Она конвульсивно вздрогнула:

– Я не понимаю, почему кто-то хочет убить меня, мистер Холман. Даже Максин. Я не виновата, что она не смогла участвовать в пьесе. Почему она должна мстить мне? Нет, я вовсе не уверена, что она стоит за всем этим, как постоянно твердит Ирвинг. Я растерянна, мистер Холман, и напугана. Я не знаю, что хуже – торчать все время дома, где Ирвинг не уставая твердит, чтобы я успокоилась, а потом начинает орать на меня, потому что я не могу успокоиться, да еще эти два страшных телохранителя толкутся вокруг меня все время; или приходить сюда на репетиции и постоянно помнить тот прожектор и отвратительный звук, с которым он упал на сцену, как раз туда, где я была всего две секунды назад. – Она крепко зажмурила глаза, словно надеясь прогнать навязчивые видения. – Иногда, находясь на сцене, я забываю на несколько минут весь этот кошмар, – продолжала она монотонно. – Я чувствую себя в безопасности только на сцене, среди друзей.

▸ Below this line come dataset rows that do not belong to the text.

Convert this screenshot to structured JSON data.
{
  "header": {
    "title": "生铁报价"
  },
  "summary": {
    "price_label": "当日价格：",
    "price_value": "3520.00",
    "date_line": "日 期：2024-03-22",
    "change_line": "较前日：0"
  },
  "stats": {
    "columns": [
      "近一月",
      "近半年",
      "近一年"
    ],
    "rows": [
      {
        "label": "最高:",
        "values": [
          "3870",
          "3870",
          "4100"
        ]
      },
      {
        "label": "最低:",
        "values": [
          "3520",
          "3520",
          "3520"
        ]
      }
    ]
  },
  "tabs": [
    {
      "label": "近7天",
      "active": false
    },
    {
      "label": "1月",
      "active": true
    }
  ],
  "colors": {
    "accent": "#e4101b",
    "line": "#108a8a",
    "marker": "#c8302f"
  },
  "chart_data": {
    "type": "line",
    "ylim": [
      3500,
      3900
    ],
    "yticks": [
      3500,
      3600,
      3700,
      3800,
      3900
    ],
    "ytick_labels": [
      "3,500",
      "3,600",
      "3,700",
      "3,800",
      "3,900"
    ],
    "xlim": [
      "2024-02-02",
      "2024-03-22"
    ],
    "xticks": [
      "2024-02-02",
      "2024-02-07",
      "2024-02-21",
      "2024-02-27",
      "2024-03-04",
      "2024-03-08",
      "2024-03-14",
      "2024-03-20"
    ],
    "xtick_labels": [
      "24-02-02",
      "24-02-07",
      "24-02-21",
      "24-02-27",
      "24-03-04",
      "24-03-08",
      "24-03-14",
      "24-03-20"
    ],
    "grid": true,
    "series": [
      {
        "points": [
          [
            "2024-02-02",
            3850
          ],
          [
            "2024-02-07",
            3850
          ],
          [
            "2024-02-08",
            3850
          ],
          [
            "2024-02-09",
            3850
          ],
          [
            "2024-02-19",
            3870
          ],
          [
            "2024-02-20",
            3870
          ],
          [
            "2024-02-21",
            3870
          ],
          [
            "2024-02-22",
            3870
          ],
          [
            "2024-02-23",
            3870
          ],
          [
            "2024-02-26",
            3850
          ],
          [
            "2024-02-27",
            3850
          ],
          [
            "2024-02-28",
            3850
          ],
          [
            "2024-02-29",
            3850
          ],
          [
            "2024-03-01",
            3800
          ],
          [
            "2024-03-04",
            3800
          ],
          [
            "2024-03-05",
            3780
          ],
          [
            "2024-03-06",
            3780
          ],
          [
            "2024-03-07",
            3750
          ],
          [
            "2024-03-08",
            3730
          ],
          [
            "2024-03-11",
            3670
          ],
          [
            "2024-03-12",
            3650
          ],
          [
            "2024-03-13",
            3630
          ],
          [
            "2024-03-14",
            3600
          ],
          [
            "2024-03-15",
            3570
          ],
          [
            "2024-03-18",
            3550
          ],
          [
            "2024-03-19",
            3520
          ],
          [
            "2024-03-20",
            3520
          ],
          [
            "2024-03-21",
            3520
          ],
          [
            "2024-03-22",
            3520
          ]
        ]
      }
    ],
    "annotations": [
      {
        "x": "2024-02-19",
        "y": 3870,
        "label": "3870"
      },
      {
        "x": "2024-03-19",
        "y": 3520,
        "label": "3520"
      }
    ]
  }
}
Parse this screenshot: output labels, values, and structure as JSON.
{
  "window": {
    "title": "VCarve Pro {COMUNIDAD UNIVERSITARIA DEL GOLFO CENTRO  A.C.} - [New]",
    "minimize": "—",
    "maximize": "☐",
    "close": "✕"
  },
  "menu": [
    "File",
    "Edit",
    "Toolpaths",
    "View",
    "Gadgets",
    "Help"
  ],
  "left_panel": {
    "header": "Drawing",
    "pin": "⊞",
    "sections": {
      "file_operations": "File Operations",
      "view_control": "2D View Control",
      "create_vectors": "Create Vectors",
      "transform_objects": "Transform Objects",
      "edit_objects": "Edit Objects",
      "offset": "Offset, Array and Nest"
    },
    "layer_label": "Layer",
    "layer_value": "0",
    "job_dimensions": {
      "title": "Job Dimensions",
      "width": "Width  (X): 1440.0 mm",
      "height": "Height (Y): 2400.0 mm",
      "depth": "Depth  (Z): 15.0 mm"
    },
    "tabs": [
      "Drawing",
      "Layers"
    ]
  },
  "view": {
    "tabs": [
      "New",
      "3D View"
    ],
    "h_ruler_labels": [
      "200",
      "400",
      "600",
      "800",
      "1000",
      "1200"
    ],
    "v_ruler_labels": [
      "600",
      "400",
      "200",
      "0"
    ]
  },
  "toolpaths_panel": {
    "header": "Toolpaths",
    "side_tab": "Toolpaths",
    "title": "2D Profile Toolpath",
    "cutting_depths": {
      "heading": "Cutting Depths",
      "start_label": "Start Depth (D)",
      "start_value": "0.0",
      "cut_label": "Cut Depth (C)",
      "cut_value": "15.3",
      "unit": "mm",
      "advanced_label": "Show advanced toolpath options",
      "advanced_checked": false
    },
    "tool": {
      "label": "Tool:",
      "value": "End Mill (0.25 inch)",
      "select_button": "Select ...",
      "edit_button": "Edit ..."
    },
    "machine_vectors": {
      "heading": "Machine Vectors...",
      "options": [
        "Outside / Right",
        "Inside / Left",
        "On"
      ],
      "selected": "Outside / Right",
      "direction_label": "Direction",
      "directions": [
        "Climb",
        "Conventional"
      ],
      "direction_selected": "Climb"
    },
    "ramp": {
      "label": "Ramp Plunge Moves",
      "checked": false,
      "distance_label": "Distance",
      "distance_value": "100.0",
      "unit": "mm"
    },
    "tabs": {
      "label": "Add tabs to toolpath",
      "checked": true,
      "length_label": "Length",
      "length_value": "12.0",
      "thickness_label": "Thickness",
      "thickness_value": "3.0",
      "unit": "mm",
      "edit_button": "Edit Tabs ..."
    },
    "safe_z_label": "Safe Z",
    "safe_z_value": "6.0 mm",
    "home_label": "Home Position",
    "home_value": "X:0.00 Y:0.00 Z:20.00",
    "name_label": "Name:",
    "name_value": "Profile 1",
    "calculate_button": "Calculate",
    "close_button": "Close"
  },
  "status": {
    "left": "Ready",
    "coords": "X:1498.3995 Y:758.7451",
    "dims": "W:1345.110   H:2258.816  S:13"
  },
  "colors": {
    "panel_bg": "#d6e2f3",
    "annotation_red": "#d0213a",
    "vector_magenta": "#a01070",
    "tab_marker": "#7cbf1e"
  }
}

А потом вдруг внутренний голос издевательски смеется надо мной и напоминает: «Конечно, мы все здесь добрые друзья, но не забудь одну маленькую деталь – убийца среди нас!» Моему терпению приходит конец, мистер Холман, если так будет продолжаться, я боюсь, что сойду с ума!

– Поверьте, я понимаю вашу тревогу, но вы должны помочь мне найти вероятного убийцу, мисс Дюан, это в ваших же интересах.

– Наверное. – Ее губы задрожали. – Можете задавать мне любые вопросы. О чем угодно, если это поможет.

– У меня не так уж много вопросов, – сказал я неуверенно. – Вы ведь не знаете, по каким причинам кто-то может хотеть убить вас. Даже Максин, как вы сказали, скорее всего ни при чем, хотя Ирвинг продолжает твердить, что именно она стоит за всеми этими покушениями. Как вам кажется, у мистера Хойта действительно есть основания серьезно ее подозревать?